Recognizing the importance to enhance climate resilience, the Financial Resilience and Development Project is strengthening Albania’s resilience to climate risks while developing innovative and green finance for farmers and small businesses to access. The project is collectively financed by the F4D Umbrella Trust Fund and the Risk Finance Umbrella (RFU) Trust Fund, both funded by SECO. The FinSAC program joined the F4D Umbrella in 2023 with continued strong support and contributions from the BMF. The program builds upon its previous and productive engagements in Albania and further strengthens the country’s financial stability with the priority of aligning with the EU directives and regulatory framework. Building resilience to climate risks is critical for this program as well. Finally, the Western Balkans RPP 2.0, now funded by F4D with SECO’s contribution, is advancing the success of the first phase and enhancing its efforts in financial inclusion in Albania as part of the regional program, with a priority focus on usage of digital financial services by merchants and consumers. This continuation of RPP is creating an enabling environment for delivering and using digital financial services among banks, non-banks, and the broader population. Along policy support, awareness-raising activities have also continued.

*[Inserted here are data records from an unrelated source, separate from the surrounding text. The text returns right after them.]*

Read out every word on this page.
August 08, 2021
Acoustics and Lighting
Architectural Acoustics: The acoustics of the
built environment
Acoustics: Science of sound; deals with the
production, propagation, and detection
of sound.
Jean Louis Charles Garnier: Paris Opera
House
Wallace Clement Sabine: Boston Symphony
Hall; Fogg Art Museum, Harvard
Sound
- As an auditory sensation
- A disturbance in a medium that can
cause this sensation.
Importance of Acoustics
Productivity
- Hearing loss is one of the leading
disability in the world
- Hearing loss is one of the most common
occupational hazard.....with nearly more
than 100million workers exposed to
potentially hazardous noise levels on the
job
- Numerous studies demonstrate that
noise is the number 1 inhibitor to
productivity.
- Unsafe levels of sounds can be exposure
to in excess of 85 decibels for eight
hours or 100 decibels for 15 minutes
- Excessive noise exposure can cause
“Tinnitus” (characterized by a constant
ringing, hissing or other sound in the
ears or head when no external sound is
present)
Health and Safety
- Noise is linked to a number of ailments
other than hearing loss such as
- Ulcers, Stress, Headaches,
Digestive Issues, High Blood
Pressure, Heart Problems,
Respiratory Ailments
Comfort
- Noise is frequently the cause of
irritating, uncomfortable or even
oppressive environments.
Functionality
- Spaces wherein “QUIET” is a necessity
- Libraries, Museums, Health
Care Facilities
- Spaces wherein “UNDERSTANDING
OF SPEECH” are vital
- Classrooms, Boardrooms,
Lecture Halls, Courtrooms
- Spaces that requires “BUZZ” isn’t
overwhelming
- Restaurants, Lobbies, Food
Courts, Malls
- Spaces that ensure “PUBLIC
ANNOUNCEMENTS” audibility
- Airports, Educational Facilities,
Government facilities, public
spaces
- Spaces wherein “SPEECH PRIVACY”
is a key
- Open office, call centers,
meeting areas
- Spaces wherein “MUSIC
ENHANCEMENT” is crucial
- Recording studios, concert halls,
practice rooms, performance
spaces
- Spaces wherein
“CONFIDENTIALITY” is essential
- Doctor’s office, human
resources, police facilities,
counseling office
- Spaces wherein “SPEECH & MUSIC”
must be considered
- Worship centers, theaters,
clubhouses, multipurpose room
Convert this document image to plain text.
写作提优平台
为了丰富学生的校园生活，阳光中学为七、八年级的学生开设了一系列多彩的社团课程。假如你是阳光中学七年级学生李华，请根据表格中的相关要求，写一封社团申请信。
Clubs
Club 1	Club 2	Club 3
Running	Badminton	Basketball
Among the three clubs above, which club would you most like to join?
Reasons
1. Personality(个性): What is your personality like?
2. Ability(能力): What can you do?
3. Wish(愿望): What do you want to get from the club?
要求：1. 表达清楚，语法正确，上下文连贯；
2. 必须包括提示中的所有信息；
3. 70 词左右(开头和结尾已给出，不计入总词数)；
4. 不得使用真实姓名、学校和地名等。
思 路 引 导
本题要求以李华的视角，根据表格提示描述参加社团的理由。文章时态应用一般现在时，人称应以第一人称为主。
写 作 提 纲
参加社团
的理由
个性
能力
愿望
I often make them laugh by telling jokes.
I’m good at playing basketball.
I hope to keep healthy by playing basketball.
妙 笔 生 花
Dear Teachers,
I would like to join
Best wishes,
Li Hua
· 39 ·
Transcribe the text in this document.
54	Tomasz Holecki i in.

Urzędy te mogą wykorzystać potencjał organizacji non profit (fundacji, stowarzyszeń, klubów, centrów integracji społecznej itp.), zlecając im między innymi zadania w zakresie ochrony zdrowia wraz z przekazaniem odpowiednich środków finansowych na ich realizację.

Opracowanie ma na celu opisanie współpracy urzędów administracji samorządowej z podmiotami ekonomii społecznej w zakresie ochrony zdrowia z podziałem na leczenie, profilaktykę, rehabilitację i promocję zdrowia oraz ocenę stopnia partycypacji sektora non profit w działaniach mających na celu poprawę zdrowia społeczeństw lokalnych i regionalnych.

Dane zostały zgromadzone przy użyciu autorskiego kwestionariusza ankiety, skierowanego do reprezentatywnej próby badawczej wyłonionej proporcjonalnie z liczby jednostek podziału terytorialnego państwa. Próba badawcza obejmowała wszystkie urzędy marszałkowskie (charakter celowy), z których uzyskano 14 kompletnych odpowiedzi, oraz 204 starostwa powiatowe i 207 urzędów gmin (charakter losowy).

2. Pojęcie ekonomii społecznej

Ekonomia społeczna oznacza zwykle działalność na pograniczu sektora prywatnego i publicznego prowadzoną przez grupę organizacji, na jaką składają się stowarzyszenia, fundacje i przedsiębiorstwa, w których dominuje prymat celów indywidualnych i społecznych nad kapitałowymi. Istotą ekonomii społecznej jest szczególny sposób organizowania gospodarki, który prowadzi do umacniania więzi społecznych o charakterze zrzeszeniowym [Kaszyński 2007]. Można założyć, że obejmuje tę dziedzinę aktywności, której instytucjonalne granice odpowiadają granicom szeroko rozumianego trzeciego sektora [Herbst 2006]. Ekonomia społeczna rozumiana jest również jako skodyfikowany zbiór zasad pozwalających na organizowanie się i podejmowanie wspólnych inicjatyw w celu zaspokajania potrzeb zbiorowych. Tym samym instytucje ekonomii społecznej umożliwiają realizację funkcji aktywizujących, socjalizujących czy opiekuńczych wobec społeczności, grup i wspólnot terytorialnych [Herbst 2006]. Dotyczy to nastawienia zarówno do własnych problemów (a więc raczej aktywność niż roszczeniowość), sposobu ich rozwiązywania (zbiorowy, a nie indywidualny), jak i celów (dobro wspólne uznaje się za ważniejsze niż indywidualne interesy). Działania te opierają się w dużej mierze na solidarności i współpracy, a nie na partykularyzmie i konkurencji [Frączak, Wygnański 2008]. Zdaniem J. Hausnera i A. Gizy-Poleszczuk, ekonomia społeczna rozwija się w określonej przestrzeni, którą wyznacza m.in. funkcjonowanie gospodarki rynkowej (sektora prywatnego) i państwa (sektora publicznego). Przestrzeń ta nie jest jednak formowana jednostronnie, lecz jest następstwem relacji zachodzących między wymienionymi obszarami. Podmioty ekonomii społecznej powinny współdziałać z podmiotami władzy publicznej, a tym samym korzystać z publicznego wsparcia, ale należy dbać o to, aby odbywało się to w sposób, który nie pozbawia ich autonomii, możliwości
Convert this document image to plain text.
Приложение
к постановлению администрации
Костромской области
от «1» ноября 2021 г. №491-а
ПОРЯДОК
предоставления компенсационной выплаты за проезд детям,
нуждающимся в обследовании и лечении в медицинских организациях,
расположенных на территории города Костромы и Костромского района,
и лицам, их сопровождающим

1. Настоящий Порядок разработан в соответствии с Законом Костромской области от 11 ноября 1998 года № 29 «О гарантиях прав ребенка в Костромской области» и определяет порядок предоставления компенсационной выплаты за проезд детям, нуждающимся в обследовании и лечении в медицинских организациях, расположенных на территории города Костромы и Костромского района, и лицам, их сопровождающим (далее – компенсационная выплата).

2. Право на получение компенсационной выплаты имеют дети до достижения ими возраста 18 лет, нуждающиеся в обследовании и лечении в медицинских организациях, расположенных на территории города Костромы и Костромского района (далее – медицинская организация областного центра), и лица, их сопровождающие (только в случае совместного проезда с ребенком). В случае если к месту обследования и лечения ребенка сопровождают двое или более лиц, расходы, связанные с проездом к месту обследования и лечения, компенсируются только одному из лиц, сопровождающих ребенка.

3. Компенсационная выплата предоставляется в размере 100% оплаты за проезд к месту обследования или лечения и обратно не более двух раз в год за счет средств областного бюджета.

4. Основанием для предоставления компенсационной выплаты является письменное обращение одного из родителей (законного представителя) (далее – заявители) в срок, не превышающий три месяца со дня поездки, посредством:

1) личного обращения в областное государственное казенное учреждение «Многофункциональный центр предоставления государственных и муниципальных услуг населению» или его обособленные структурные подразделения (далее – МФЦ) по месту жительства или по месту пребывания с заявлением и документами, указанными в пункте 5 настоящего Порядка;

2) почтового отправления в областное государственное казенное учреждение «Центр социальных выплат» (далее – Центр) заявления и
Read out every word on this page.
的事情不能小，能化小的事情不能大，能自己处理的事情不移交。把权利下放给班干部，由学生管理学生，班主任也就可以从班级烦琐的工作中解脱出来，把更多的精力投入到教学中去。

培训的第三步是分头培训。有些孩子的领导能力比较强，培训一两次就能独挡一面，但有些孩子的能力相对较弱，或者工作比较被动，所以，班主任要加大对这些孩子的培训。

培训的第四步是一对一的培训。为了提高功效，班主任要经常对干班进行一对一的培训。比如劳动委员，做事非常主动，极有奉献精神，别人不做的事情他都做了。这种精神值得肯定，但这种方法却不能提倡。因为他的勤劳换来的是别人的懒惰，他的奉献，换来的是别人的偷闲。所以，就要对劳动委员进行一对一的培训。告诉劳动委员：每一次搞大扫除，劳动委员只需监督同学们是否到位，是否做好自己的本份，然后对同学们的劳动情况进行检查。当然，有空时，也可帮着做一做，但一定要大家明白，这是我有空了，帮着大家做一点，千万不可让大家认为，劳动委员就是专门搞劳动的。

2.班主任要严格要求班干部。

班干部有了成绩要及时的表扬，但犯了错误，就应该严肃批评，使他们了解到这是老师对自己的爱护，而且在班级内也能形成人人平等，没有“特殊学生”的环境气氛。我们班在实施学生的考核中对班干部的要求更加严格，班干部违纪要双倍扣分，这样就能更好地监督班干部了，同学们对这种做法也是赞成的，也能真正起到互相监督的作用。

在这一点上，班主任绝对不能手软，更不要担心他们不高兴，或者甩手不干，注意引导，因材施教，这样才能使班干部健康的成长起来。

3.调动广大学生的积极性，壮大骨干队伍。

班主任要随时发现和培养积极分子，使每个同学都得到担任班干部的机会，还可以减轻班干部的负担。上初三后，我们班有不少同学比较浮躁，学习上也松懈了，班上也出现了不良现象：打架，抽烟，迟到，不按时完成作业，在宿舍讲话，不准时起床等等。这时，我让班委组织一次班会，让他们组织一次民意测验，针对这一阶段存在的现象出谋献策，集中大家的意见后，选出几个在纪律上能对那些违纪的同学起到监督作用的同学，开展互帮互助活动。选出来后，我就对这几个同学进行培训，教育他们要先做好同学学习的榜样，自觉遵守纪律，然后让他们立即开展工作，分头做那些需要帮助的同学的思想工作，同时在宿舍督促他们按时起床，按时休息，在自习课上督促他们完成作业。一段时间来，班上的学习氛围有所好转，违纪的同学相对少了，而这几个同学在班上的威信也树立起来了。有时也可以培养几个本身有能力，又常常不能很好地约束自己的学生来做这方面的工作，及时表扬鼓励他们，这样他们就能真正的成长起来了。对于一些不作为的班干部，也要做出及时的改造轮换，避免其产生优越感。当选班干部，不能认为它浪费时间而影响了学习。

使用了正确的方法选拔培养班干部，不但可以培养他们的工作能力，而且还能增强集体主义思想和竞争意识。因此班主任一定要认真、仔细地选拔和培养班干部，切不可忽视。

The financial sector agenda in Albania is multi-faceted, with various components that are interrelated and mutually influential. By delivering strategic support through these complementary trust funded- programs, the World Bank can expedite results and maximize impact. Each program benefits from the strong involvement of collaborative partners within Albanian authorities, leveraging high-level leadership and engagement of ministries, as well as the technical expertise of financial regulators, to advance policy reforms effectively. Lessons learned from these programs are shared through knowledge management platforms managed by the trust funds and learning events delivered by the World Bank.